4. À l’égard même de ceux qui ne sont pas pauvres, il y a une considération qui porte à croire que si après la messe et les instructions du matin, ils se remettaient à leur travail et à leur négoce l’après-midi, ils n’iraient pas au cabaret dépenser, au grand préjudice de leurs familles, une partie de ce qu’ils ont gagné la semaine ; ils ne s’enivreraient pas ; ils ne se querelleraient pas au jeu ; et éviteraient ainsi les maux que causent l’oisiveté et la cessation d’un travail innocent et utile pour eux et pour l’État. Et qui ne sait que l’occupation continuelle est la mère de l’innocence !

5. Si lorsque les premiers canons sur la cessation de travail ont été formés, les évêques qui les formaient avaient vu des cabarets et des jeux établis, s’ils avaient prévu tous les désordres que devaient causer l’oisiveté et la cessation d’occupation journalière, ils se seraient bornés à l’audition de la messe et à assister aux instructions du matin.

D’ailleurs les maîtres d’école, les vicaires, les curés n’ont-ils pas toute la semaine à instruire et à catéchiser les enfants et ceux qu’ils croient n’être pas suffisamment instruits de ce qui est nécessaire à croire, à faire et à éviter pour obtenir le paradis et pour éviter l’enfer ?

Ces instructions sont courtes, simples, et se réduisent à peu d’articles ; mais ce travail extraordinaire, entrepris pour la subsistance de leur famille, accompagné d’innocence, de foi, d’espérance et de charité, ne vaut-il pas encore mieux que les vêpres, soit pour acquérir les biens nécessaires à la vie présente, soit pour obtenir les biens de la vie future ? Et même ne peut-on pas les exhorter à chanter ces jours-là en langue vulgaire, en travaillant, les louanges de Dieu mises en chansons, pour les bienfaits qu’ils reçoivent de lui ?
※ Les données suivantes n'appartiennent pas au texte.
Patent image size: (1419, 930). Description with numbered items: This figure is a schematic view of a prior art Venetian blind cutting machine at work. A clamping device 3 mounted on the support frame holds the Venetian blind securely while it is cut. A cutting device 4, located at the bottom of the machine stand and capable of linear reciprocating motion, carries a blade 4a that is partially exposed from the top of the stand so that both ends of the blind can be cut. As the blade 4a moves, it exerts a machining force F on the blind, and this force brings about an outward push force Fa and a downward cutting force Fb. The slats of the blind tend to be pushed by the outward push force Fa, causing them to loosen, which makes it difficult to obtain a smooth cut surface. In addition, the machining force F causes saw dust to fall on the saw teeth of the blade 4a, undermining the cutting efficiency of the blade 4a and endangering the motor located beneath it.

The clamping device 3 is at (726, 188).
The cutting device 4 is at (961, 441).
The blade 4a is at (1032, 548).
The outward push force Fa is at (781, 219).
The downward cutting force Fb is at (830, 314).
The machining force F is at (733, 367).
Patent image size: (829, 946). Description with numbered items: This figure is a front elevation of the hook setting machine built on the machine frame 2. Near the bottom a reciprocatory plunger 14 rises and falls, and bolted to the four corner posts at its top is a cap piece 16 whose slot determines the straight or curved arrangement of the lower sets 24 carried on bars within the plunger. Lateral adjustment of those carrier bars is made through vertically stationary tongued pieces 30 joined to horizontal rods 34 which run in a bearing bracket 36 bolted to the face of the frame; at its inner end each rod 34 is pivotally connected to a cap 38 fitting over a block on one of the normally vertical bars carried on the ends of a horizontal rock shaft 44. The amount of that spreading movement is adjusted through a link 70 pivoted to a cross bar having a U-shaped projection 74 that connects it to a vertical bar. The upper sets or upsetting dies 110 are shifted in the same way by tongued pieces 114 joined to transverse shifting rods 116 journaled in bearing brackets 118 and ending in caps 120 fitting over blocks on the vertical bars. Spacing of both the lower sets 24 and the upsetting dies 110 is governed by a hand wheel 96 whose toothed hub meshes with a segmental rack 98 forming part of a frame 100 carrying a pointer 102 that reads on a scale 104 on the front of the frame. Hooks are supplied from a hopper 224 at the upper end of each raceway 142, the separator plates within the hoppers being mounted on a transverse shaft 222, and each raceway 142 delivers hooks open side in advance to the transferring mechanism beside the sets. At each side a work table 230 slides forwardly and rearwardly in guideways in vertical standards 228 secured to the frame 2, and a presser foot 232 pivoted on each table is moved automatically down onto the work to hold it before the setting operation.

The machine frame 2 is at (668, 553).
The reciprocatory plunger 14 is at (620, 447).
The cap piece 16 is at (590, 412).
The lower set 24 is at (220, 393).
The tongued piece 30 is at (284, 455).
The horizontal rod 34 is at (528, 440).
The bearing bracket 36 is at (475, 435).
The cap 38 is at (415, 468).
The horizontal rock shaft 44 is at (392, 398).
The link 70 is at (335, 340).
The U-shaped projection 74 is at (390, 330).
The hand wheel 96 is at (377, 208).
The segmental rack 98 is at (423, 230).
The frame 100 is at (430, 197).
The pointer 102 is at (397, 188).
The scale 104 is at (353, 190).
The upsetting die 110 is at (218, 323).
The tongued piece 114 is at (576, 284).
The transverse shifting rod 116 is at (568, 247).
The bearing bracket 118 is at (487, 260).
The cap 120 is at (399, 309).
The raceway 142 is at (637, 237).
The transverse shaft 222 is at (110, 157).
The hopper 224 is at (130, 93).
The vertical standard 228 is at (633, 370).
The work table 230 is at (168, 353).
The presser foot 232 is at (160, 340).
Il faudrait commencer par remettre toutes les fêtes au seul dimanche, et régler les heures de travail du dimanche après deux ou trois heures de prières ou d’instruction, etc. 

Il serait à propos que dans ce concile national, ce qui regarde le scrutin pour les curés et autres points de discipline, et autant qu’il serait possible, de concert avec Rome, ou bien par la permission tacite du magistrat de police, si Rome faisait la difficile, pour approuver ce que la raison démontre être le plus utile pour la vie présente et pour la vie future et par conséquent pour mieux sanctifier les jours de fêtes.